Transitions between Volume-Localized Electron Quantum Levels of Fullerene C60 Ion

TL;DR

This paper analytically investigates volume-localized electron quantum levels in fullerene C60 ions, revealing their properties, interaction with electrons, and potential for coherent radiation, advancing understanding of fullerene ion electronic structure.

Contribution

It introduces a simplified spherical model for fullerene ions to analyze volume-localized electron levels and their interactions, including transition dipole moments and recombination cross-sections.

Findings

Volume-localized electron levels exist inside fullerene ions.

Electron capture probabilities to VLELs are higher than to SLELs.

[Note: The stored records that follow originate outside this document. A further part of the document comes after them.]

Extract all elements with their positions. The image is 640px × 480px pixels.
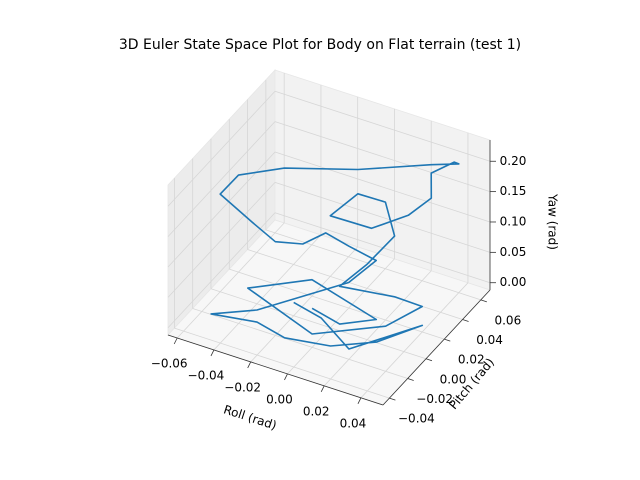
tick-mark xyxy=(320,385,325,393)
grid-line xyxy=(323,270,432,387)
y-tick-label: −0.04 xyxy=(398,412,435,426)
tick-mark xyxy=(389,397,396,401)
grid-line xyxy=(287,258,395,375)
grid-line xyxy=(210,288,427,360)
x-tick-label: −0.06 xyxy=(151,356,188,370)
x-axis-label: Roll (rad) xyxy=(222,402,279,432)
grid-line xyxy=(229,268,445,340)
z-tick-label: 0.15 xyxy=(500,184,527,198)
grid-line xyxy=(174,327,390,399)
y-tick-label: −0.02 xyxy=(416,392,453,406)
y-tick-label: 0.00 xyxy=(440,372,467,386)
grid-line xyxy=(167,151,276,268)
grid-line xyxy=(274,181,491,253)
grid-line xyxy=(167,90,276,207)
tick-mark xyxy=(425,358,433,362)
grid-line xyxy=(274,151,491,223)
grid-line xyxy=(176,222,285,339)
grid-line xyxy=(250,246,358,363)
trajectory-line xyxy=(210,161,460,350)
tick-mark xyxy=(462,319,469,322)
x-tick-label: 0.02 xyxy=(303,404,330,418)
z-axis-label: Yaw (rad) xyxy=(546,193,560,250)
tick-mark xyxy=(173,337,178,345)
x-axis-line xyxy=(167,334,384,406)
y-tick-label: 0.06 xyxy=(494,313,521,327)
chart-title: 3D Euler State Space Plot for Body on Fl… xyxy=(119,37,521,53)
x-tick-label: −0.04 xyxy=(188,368,225,382)
tick-mark xyxy=(480,299,487,303)
x-tick-label: 0.00 xyxy=(266,392,293,406)
y-tick-label: 0.04 xyxy=(476,333,503,347)
y-axis-line xyxy=(382,289,491,406)
grid-line xyxy=(167,121,276,237)
grid-line xyxy=(167,212,276,328)
grid-line xyxy=(167,182,276,298)
x-tick-label: 0.04 xyxy=(340,416,367,430)
grid-line xyxy=(247,249,463,320)
grid-line xyxy=(192,308,408,379)
tick-mark xyxy=(210,349,215,357)
grid-line xyxy=(265,229,481,301)
x-tick-label: −0.02 xyxy=(224,380,261,394)
grid-line xyxy=(274,121,491,192)
z-tick-label: 0.10 xyxy=(500,214,527,228)
tick-mark xyxy=(284,373,288,381)
grid-line xyxy=(274,90,491,162)
z-tick-label: 0.05 xyxy=(500,245,527,259)
z-tick-label: 0.20 xyxy=(500,154,527,168)
grid-line xyxy=(213,234,322,351)
tick-mark xyxy=(357,397,362,404)
tick-mark xyxy=(407,378,414,381)
y-tick-label: 0.02 xyxy=(458,353,485,367)
z-tick-label: 0.00 xyxy=(500,275,527,289)
grid-line xyxy=(360,282,469,399)
tick-mark xyxy=(247,361,252,369)
tick-mark xyxy=(444,338,451,342)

Dipole moments for transitions vary from 0.2 to 5 atomic units.

Abstract

The excited short-lived volume-localized electron quantum levels (VLELs) existent due to Coulomb potential well inside positive ion are analytically investigated in the paper using a simplified spherical fullerene model. Hence, those electron levels appear exclusively after the ionization of neutral fullerene taking into account the unique geometrical shape of sphere. The existence of those levels is argued, and their basic parameters (the energy levels, the wave eigenfunctions) are approximately calculated. The wave functions of VLELs are basically localized inside fullerene ion sphere (with a maximum amplitude in the centre) in contrast to ordinary surface-localized electron levels (SLELs) having a wave functions in the vicinity of fullerene sphere formed by the cluster composed of carbon ions. Contrary to VLELs, the wave functions of SLELs are present both in charged and neutral fullerene. The analysis of electron beam interaction with the medium consistent of fullerenes ions is conducted as the application of the methods developed. The analytical dependencies of free electron recombination cross-sections for the capture to the volume-localized electron levels are obtained. It is shown that the probabilities of electron capture to these VLELs are considerably larger compared to capture to SLELs. Also, the calculational results of dipole moments for quantum transitions from fullerene ions VLELs to other VLELs and to SLELs with spontaneous photon emission are also presented in the paper. The calculated dipole moments depend on fullerene ionization extent, initial and final electron states, and are varied from about 0.2 to 5 in atomic system of units. Finally, the principal possibility of coherent radiation generation on fullerene ions VLELs is discussed.